In a previous post I wrote about the importance of establishing a volunteer leadership pipeline in our ministries. Leadership pipelines provide a clear leadership path and a structure the entire ministry can be built on. As I network and work with other churches I’m encouraged to see so many churches doing this, many for the first time. One of the key roles on the pipeline, whatever you label it, is a volunteer who leads other leaders. Often times this is the highest volunteer role without being on staff. We call them Coaches.
Our Plan to Develop Coach Level Leaders
We’ve had Coaches for a long time in our children’s ministry, but it’s fairly new in our student ministry. Recruiting the right leaders for Coach-level roles is difficult because the expectation is so high. The role might require 3-5 hours/week if done well. Another challenge I know churches have is developing these leaders. We were facing that challenge too and rolled out a new plan that I want to share with you in the hopes that it can help your ministry.
One of the challenges we faced is that most of our Coaches had no leadership training or experience. Some had, but most of them were not used to leading a team of leaders. They had served as Leaders (the level on our pipeline, not the generic term), but most people on that level are leading small groups of kids and students. Some lead teams of adults, but there’s just so much more required to be a Coach.
Another challenge we had is that some of our family ministry staff were not naturally gifted and wired to develop coaches. It was not one of their top 3 passions and we saw the impact of that as the ministry grew. Our Coaches led less and managed more. We needed a system, even if it wasn’t long-term, where we could train and develop coaches in some type of rhythm and hold them accountable for the role they served in.

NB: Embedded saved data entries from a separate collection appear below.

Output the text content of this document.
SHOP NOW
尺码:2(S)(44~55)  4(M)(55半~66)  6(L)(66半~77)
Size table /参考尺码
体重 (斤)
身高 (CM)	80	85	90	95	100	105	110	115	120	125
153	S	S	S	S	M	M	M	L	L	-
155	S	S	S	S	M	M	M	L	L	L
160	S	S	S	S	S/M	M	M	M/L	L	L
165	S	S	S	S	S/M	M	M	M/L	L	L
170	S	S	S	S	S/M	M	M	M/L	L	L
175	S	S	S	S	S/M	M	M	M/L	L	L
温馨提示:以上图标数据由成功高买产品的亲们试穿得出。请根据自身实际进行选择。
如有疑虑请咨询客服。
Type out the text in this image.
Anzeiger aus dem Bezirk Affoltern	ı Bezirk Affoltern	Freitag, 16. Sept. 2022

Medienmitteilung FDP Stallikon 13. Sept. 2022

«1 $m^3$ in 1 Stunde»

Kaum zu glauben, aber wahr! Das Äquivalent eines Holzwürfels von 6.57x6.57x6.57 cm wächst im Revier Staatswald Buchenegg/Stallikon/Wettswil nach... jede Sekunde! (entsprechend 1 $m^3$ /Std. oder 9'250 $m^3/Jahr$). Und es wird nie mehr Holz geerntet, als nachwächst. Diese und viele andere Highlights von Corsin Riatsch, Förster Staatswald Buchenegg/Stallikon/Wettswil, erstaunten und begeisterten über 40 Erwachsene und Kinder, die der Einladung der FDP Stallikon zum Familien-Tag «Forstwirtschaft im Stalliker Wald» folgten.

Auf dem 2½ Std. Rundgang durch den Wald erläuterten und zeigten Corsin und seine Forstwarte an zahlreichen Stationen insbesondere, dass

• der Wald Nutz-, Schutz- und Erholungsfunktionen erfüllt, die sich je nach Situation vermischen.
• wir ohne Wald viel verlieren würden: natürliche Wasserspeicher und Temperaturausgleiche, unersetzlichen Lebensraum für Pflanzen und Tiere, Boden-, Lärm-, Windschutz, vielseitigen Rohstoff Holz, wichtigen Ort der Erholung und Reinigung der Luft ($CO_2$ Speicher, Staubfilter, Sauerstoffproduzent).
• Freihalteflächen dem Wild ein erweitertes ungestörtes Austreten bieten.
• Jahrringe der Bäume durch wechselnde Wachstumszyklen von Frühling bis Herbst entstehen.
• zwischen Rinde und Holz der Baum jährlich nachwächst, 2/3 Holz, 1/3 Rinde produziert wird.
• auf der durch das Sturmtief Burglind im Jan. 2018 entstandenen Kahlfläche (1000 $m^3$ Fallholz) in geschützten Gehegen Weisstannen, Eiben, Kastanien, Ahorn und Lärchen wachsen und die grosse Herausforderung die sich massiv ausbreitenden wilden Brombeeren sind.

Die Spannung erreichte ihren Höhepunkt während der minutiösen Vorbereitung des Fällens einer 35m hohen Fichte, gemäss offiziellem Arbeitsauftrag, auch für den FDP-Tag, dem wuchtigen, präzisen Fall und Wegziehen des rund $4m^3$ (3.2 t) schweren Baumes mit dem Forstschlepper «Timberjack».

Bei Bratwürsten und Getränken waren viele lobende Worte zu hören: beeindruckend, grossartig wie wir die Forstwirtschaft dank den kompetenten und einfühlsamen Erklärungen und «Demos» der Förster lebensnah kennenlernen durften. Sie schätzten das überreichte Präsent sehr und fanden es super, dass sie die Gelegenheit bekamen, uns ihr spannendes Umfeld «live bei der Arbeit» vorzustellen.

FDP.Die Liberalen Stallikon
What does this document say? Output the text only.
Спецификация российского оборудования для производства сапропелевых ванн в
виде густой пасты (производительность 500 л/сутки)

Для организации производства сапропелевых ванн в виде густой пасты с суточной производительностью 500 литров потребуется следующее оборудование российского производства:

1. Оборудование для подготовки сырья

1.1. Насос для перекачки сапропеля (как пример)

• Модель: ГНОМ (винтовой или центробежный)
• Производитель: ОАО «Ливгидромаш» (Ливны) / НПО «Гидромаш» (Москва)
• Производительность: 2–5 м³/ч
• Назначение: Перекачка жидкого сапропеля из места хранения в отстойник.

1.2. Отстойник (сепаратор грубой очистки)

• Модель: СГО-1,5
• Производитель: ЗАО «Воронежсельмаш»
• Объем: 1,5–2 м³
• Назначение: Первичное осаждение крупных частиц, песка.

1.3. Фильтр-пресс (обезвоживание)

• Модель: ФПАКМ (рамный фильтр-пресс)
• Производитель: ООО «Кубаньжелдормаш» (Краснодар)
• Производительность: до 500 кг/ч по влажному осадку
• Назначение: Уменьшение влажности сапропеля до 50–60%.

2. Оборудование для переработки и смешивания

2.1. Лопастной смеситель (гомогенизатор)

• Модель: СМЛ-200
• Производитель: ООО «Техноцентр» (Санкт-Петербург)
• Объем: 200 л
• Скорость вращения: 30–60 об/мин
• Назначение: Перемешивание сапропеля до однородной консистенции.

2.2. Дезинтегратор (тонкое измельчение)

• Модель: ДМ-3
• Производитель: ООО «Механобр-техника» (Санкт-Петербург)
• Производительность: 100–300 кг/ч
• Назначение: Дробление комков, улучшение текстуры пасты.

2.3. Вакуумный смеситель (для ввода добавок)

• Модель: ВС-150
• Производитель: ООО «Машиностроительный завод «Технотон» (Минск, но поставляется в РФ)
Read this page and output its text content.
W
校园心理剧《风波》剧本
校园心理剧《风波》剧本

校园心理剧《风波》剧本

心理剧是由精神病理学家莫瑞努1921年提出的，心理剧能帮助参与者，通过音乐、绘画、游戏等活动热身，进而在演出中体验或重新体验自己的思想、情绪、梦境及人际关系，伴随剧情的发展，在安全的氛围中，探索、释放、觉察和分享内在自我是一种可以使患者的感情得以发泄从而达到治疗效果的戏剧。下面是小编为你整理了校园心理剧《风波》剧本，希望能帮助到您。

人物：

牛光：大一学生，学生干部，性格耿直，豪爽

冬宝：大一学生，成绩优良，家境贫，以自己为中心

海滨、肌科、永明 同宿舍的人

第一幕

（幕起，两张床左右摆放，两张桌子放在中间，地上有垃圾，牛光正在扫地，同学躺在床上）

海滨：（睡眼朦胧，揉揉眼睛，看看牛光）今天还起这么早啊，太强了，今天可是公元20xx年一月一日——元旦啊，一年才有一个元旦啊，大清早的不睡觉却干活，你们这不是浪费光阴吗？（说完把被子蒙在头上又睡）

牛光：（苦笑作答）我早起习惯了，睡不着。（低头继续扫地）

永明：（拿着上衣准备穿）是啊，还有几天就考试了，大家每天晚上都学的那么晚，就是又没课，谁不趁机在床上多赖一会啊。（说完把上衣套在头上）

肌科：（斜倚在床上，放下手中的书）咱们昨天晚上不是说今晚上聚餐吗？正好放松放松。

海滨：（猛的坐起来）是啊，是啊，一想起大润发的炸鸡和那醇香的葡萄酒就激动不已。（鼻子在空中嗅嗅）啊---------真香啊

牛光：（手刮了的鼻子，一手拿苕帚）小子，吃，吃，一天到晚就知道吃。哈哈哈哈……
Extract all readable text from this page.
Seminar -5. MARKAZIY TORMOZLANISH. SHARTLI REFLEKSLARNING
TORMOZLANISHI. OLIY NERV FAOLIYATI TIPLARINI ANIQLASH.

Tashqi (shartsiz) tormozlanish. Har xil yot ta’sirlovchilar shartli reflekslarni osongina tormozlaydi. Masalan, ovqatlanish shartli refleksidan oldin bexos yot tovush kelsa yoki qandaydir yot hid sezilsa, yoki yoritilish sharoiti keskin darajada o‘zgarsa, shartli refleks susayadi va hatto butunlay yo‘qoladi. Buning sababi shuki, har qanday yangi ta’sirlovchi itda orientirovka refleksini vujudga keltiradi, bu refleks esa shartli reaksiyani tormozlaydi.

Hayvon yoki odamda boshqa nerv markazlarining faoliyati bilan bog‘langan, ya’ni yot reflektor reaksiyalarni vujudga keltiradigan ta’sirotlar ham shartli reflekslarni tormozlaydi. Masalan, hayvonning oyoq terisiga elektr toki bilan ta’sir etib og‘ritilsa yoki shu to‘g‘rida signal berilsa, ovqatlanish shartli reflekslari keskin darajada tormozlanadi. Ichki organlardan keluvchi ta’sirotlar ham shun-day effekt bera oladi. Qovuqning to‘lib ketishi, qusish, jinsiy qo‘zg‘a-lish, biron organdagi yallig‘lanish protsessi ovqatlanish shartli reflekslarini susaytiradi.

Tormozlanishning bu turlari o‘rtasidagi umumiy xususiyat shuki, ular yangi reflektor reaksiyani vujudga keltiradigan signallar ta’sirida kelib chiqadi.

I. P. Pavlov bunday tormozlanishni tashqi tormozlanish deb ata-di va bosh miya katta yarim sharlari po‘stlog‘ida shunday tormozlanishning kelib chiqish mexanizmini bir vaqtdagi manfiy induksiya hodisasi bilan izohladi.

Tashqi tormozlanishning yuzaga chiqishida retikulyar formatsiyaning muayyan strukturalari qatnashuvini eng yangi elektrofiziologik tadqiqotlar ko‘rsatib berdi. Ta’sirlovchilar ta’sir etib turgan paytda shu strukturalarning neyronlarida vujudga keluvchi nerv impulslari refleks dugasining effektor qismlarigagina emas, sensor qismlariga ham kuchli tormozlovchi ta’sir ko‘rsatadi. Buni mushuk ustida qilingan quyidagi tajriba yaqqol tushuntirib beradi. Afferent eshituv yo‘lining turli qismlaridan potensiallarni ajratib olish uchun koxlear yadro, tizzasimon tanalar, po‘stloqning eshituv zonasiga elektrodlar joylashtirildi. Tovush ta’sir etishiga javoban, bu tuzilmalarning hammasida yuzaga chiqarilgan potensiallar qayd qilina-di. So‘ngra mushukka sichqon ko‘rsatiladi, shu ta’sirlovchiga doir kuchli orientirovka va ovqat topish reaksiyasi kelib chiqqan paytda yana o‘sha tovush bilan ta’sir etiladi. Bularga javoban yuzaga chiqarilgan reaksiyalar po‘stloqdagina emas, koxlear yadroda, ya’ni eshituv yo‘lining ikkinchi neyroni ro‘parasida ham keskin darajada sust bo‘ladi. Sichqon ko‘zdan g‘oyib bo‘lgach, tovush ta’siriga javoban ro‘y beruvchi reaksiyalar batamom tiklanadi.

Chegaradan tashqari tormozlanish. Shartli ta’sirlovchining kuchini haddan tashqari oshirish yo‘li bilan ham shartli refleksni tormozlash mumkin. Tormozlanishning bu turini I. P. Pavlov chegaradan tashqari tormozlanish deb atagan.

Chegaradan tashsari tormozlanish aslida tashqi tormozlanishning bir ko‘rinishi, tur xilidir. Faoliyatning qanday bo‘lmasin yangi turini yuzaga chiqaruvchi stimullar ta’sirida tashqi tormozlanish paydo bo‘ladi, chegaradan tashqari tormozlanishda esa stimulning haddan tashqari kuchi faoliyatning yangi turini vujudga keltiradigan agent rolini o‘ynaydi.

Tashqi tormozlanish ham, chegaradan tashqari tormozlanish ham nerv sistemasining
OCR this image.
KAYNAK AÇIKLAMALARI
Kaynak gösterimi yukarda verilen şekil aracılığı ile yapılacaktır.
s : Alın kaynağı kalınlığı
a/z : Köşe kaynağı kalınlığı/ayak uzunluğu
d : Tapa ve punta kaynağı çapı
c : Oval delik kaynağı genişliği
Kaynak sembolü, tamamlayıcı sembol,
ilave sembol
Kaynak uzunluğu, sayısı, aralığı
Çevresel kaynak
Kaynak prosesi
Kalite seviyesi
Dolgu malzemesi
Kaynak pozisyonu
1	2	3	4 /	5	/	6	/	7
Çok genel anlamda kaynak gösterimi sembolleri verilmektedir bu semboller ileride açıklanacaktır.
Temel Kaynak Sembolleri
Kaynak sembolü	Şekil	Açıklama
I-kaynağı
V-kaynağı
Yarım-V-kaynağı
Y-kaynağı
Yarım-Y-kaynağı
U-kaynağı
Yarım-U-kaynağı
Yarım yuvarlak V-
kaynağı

Our first move was to start having Coach Trainings with all Coaches from our children and student ministry teams. I am passionate about developing leaders and I love to create training content, so I led them. We had them about every other month and I simply created the content based on what we felt was needed. However, we knew this wasn’t a sustainable solution.
After having a few Coach Trainings we had a good feel for what was needed going forward. We transitioned from having Coach Trainings to Coach Meetings. Three times a year we gather all family ministry Coaches and we primarily focus on these 6 things:
- Share Wins/Stories – We do this at every staff meeting, volunteer circle up, or team training, so we do it here as well.
- Provide Shared Accountability – One of the responsibilities every Coach has regardless of their specific role is to meet 1-on-1 with their team members throughout the year. At Coach Meetings they share who they have met with and who they still have to meet with. They track it in our church management system.
- Listen to Feedback – We want to get feedback regularly from every volunteer on our teams, and the same is true with Coaches. They know more than we do about how well it’s working (or not).
- Cover Our Values – We created 6 Coach Values and we cover those at each meeting. They help reinforce the culture we want to create among Coaches.
- Teach / Train – We pick one thing to focus on from a training perspective and we teach on that. Last time we taught the details of our assimilation strategy and where they lead within that.
- Vision – We re-cast vision because vision leaks, but also because Coaches are vision-casters themselves.
Coach Meetings aren’t everything, of course. There’s the apprenticing of new Coaches and the 1-on-1s they have with their directors, but the Coach Meetings have been a helpful supplement. My favorite part about them is the power of having them in the room together and what comes out of that.
I’m grateful for our Coaches and the significant role they play in our family ministry. We couldn’t do it without them.